In der Nähe der Friedhofshalle befindet sich ein Mahnmal für die Opfer des Nationalsozialismus. Ein Gräberfeld birgt 2153 Gefallene des Ersten und 423 Gefallene des Zweiten Weltkrieges.[2] Von Karl Federlin stammt ein Denkmal russischer Kriegsgefangener des Ersten Weltkrieges. Es war Federlins letztes Werk im öffentlichen Raum.
Ein Glockenturm für Glockengeläut fehlt.
Etwa 5000 Personen wurden auf dem Ulmer Hauptfriedhof bereits anonym bestattet.[3]
Für Kinder, die im Mutterleib oder unmittelbar nach der Geburt verstorben sind, hält der Ulmer Hauptfriedhof ein besonders gestaltetes Sammelgrab vor. Es liegt in der Abteilung der Kinder-, Kleinstkinder- und Sternenkindergräber.
Ein weiteres großes Feld ist die muslimische Abteilung. Muslime dürfen in Tüchern, ohne Sarg, bestattet werden. Die Gräber sind nach Mekka ausgerichtet.

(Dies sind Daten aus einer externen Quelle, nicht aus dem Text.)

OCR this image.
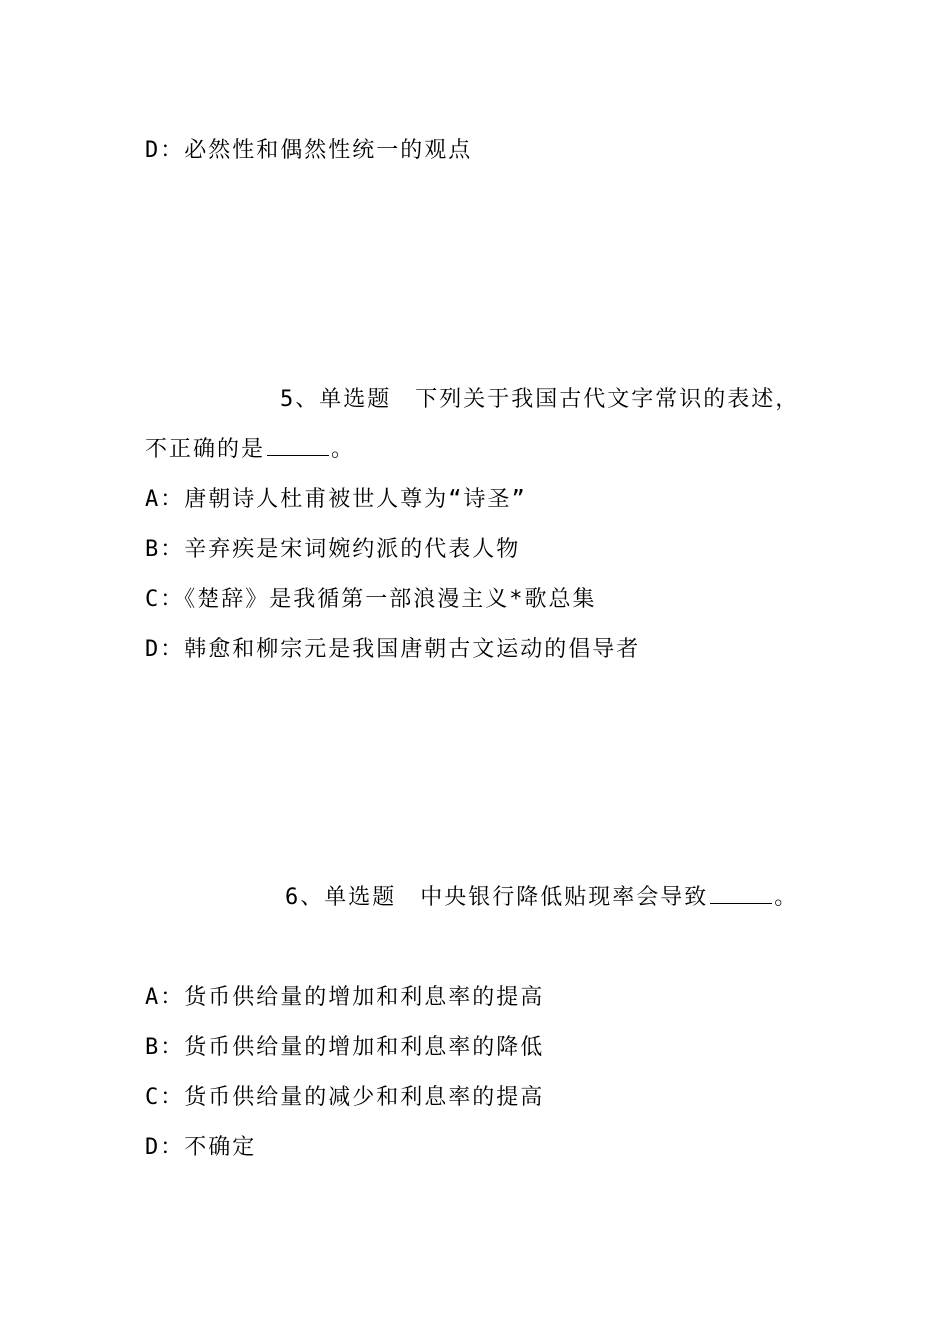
D：必然性和偶然性统一的观点
5、单选题　下列关于我国古代文字常识的表述，
不正确的是	。
A：唐朝诗人杜甫被世人尊为“诗圣”
B：辛弃疾是宋词婉约派的代表人物
C：《楚辞》是我循第一部浪漫主义*歌总集
D：韩愈和柳宗元是我国唐朝古文运动的倡导者
6、单选题　中央银行降低贴现率会导致	。
A：货币供给量的增加和利息率的提高
B：货币供给量的增加和利息率的降低
C：货币供给量的减少和利息率的提高
D：不确定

Weitere Felder sind reserviert für die Körperspender der Anatomie, für die Opfer von Gewaltherrschaft und Luftangriffen, für Sinti, Roma und für Soldaten.

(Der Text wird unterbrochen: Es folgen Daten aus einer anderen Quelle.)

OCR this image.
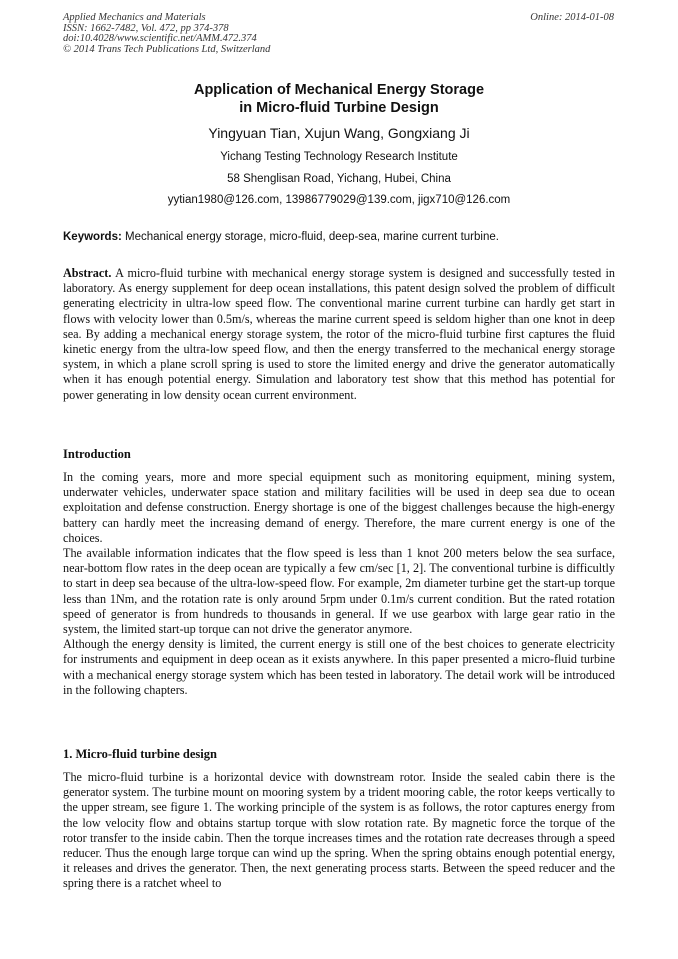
Applied Mechanics and Materials
ISSN: 1662-7482, Vol. 472, pp 374-378
doi:10.4028/www.scientific.net/AMM.472.374
© 2014 Trans Tech Publications Ltd, Switzerland
Online: 2014-01-08
Application of Mechanical Energy Storage
in Micro-fluid Turbine Design
Yingyuan Tian, Xujun Wang, Gongxiang Ji
Yichang Testing Technology Research Institute
58 Shenglisan Road, Yichang, Hubei, China
yytian1980@126.com, 13986779029@139.com, jigx710@126.com
Keywords: Mechanical energy storage, micro-fluid, deep-sea, marine current turbine.

Abstract. A micro-fluid turbine with mechanical energy storage system is designed and successfully tested in laboratory. As energy supplement for deep ocean installations, this patent design solved the problem of difficult generating electricity in ultra-low speed flow. The conventional marine current turbine can hardly get start in flows with velocity lower than 0.5m/s, whereas the marine current speed is seldom higher than one knot in deep sea. By adding a mechanical energy storage system, the rotor of the micro-fluid turbine first captures the fluid kinetic energy from the ultra-low speed flow, and then the energy transferred to the mechanical energy storage system, in which a plane scroll spring is used to store the limited energy and drive the generator automatically when it has enough potential energy. Simulation and laboratory test show that this method has potential for power generating in low density ocean current environment.

Introduction

In the coming years, more and more special equipment such as monitoring equipment, mining system, underwater vehicles, underwater space station and military facilities will be used in deep sea due to ocean exploitation and defense construction. Energy shortage is one of the biggest challenges because the high-energy battery can hardly meet the increasing demand of energy. Therefore, the mare current energy is one of the choices.

The available information indicates that the flow speed is less than 1 knot 200 meters below the sea surface, near-bottom flow rates in the deep ocean are typically a few cm/sec [1, 2]. The conventional turbine is difficultly to start in deep sea because of the ultra-low-speed flow. For example, 2m diameter turbine get the start-up torque less than 1Nm, and the rotation rate is only around 5rpm under 0.1m/s current condition. But the rated rotation speed of generator is from hundreds to thousands in general. If we use gearbox with large gear ratio in the system, the limited start-up torque can not drive the generator anymore.

Although the energy density is limited, the current energy is still one of the best choices to generate electricity for instruments and equipment in deep ocean as it exists anywhere. In this paper presented a micro-fluid turbine with a mechanical energy storage system which has been tested in laboratory. The detail work will be introduced in the following chapters.

1. Micro-fluid turbine design

The micro-fluid turbine is a horizontal device with downstream rotor. Inside the sealed cabin there is the generator system. The turbine mount on mooring system by a trident mooring cable, the rotor keeps vertically to the upper stream, see figure 1. The working principle of the system is as follows, the rotor captures energy from the low velocity flow and obtains startup torque with slow rotation rate. By magnetic force the torque of the rotor transfer to the inside cabin. Then the torque increases times and the rotation rate decreases through a speed reducer. Thus the enough large torque can wind up the spring. When the spring obtains enough potential energy, it releases and drives the generator. Then, the next generating process starts. Between the speed reducer and the spring there is a ratchet wheel to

Die Stadtverwaltung Ulm bietet Erdbestattung, Urnengräber und Urnenwahlgräber an. Zusätzlich ist bei den meisten Erdwahlgräbern eine sogenannte doppeltiefe Belegung möglich. Dadurch kann man zwei Bestattungen in einem Erdwahlgrab aufeinanderfolgend („übereinander“) durchführen.

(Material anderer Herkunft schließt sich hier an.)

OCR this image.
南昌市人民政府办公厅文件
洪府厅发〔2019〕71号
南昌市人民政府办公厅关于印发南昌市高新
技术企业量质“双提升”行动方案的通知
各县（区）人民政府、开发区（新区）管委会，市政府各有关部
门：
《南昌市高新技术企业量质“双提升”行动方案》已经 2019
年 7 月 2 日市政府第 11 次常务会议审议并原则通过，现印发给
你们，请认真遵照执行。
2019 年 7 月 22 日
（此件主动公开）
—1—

Verschiedene Felder sind seit dem 21. Jahrhundert für Baumbestattungen und Urnengemeinschaftsanlagen hinzugekommen. Ein vorrangiges Motiv für den Wunsch nach Beisetzung dieser Art ist der damit verbundene Wegfall der Grabpflege: Die Angehörigen sollen von Kosten und Zeitaufwand für die Grabpflege entlastet werden.
Die Mindestruhefrist von Verstorbenen und Aschen auf allen durch die Stadt Ulm verwalteten Friedhöfe beträgt bei erwachsenen Verstorbenen 18 Jahre.[4]
Am nördlichen Rand des Ulmer Hauptfriedhofes befindet sich ein Krematorium mit zwei Öfen. Es verfügt über eine aufwendige Ofen- und Abgastechnik. Die Verstorbenen werden in dem Sarg eingeäschert, in dem sie im Krematorium angeliefert werden. Bei Temperaturen zwischen 850 C° und 1100 C° werden Leichnam und Sarg in 70 bis 90 Minuten vollständig zu Asche verbrannt. Nach der Kremation kühlen die verbleibenden Reste in einem Behältnis ab und werden in eine Bestattungsurne gefüllt. Die Ofenanlage ist auf etwa 3200 Einäscherungen im Jahr ausgerichtet.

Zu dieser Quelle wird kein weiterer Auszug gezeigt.